When is a tax increase not a tax increase?

Answer: When you can get someone else to do the tax-increasing for you, as the Lege is fixing to do by cutting $1 billion out of their education allocation, thus passing the bucket to individual school districts. Those that can raise tax assessments likely will; those that are already maxed out will either agitate for higher property valuations or start sharpening the knife.

“The magnitude of the number surprises me,” said Catherine Clark, an associate executive director of the Texas Association of School Boards.

Clark said the property tax values reported for some districts do not reflect the current economic decline. Clark said local taxpayers would have to make up the loss of increased state funding.
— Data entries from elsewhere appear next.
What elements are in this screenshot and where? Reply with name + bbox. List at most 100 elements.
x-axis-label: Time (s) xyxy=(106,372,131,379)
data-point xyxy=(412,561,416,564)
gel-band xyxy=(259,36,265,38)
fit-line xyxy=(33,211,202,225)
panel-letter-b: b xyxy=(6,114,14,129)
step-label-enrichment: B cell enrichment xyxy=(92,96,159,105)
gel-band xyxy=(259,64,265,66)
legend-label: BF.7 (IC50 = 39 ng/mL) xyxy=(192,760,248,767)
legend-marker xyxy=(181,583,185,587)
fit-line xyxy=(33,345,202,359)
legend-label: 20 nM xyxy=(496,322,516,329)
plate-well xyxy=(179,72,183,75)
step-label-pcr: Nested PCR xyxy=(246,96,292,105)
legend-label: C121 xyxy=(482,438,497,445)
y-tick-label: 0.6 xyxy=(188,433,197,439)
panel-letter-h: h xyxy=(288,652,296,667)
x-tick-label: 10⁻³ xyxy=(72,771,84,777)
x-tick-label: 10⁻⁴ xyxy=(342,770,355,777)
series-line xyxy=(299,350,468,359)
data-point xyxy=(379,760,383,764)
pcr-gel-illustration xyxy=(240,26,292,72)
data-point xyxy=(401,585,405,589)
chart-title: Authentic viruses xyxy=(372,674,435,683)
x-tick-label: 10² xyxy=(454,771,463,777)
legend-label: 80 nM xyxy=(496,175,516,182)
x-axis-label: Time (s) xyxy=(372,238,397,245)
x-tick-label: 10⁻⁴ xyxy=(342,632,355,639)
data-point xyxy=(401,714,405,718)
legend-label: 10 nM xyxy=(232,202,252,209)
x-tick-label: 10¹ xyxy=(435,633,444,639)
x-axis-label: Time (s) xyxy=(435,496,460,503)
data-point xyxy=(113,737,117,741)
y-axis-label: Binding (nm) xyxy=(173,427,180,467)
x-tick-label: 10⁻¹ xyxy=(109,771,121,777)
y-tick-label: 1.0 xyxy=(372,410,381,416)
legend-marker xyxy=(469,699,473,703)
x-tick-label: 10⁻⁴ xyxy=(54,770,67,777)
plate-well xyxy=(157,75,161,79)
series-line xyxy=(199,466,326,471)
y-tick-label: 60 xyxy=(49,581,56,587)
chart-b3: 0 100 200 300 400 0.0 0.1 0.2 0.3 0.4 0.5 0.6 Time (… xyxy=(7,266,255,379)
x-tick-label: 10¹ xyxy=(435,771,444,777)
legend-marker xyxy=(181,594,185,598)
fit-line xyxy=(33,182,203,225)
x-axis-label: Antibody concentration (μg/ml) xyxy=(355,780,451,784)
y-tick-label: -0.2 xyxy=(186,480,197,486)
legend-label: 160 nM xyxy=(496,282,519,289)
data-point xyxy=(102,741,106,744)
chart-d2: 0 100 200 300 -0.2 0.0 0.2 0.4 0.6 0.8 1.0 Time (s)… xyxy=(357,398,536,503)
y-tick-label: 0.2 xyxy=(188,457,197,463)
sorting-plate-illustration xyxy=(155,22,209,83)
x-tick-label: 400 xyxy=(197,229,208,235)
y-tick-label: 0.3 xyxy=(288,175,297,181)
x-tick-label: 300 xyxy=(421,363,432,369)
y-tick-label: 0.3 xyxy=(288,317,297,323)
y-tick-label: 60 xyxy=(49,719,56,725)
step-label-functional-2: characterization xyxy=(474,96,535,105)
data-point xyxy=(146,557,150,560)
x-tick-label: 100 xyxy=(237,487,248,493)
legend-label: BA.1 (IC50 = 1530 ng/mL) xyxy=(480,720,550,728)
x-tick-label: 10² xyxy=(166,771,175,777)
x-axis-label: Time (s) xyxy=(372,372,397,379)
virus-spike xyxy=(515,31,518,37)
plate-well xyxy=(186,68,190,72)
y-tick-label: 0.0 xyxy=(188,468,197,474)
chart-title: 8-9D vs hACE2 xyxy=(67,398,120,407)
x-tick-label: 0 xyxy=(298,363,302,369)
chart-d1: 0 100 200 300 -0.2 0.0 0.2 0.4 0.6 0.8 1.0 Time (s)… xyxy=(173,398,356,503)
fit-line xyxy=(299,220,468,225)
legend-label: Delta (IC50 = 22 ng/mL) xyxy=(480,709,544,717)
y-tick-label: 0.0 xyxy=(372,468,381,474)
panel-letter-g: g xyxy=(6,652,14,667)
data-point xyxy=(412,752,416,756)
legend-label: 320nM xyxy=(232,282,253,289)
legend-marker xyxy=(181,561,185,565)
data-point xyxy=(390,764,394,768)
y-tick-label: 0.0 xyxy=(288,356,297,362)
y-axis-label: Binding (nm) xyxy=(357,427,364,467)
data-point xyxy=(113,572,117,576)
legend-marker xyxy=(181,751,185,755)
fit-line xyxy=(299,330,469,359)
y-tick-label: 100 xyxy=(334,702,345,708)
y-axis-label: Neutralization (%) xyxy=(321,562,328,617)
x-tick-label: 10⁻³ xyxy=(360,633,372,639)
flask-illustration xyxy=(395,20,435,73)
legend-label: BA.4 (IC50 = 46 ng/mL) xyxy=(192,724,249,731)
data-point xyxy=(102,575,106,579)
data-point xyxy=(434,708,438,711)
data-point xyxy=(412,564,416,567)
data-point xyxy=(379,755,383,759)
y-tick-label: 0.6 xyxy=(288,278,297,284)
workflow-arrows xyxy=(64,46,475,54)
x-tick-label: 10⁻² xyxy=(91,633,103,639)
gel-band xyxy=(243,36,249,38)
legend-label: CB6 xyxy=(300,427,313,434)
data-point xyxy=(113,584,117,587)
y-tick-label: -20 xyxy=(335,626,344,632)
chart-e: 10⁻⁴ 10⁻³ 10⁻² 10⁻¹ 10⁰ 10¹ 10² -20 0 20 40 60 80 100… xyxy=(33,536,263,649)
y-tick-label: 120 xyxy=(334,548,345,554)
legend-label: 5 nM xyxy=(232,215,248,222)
“A lot of districts will have to raise taxes,” she said.

Karen Soehnge, an associate director of the Texas Association of School Administrators, said a $1 billion shift in public education costs to local districts “would be catastrophic.”

Soehnge said most districts are already under “great pain” to pay their bills without additional funding from the state to pay for enrollment increases.

“If they were to cut $1 billion, there would be serious decisions to be made involving learning,” Soehnge said.

Two other items of note:

While the first day of the legislative session was mostly ceremonial, the Legislative Budget Board quietly delivered to each lawmaker a 4-inch-thick, 11-pound stack of documents that outlined a proposed $124.5 billion budget to pay for state services in 2004-2005 with state and federal funds.

The state’s share of the LBB budget would cost $64.6 billion — about $10.5 billion more than Comptroller Carole Keeton Strayhorn has said the Legislature has to spend for the next two years.

Strayhorn’s estimate of the revenue shortfall had been $9.9 billion, but it did not include some items in the LBB budget.

The LBB budget does not include funding for a projected increase of 140,000 public school students over the next two years as estimated by the Texas Education Agency. If funding of that enrollment increase had been included, the revenue shortfall would have risen to $11.5 billion.

Underestimating growth, like forestalling expenses to future years, is exactly the sort of reality-denial that eventually bites you in the ass. Of course, if those rumors about Governor Perry and Senator Hutchinson attempting an office switch in 2006 are true, then maybe Perry can do like Bush and be elsewhere when the bill comes due.

The Texas Education Agency’s budget request to the LBB said the enrollment increase would push the cost of the state’s Foundation School Program to $22.6 billion in the upcoming biennium, which begins Sept. 1, but the proposed LBB budget allocates $21.6 billion.

[…]

Public education cost $25.8 billion in state and local funding this year, according to the LBB, with the state paying a decade-low 40.7 percent share. The state paid 47.2 percent of the cost in 1998, the high point for the past decade.

Someone’s gonna have to explain all these numbers to me, ’cause they don’t add up. We know from the expenditure history that the state budgeted $20 billion for education in FY 2002. The $22.6 or $21.6 billion figures would represent a reasonable total for FY 2003. So where do the $25.8 billion and 40.7% figures come from? Maybe they’re mixing public education costs with higher education costs, I dunno. What I do know is that a chart or graph would have been awfully helpful in this story. Certainly more useful than the panoramic views of the House and Senate that the sidebar includes. Hey, look, multimedia!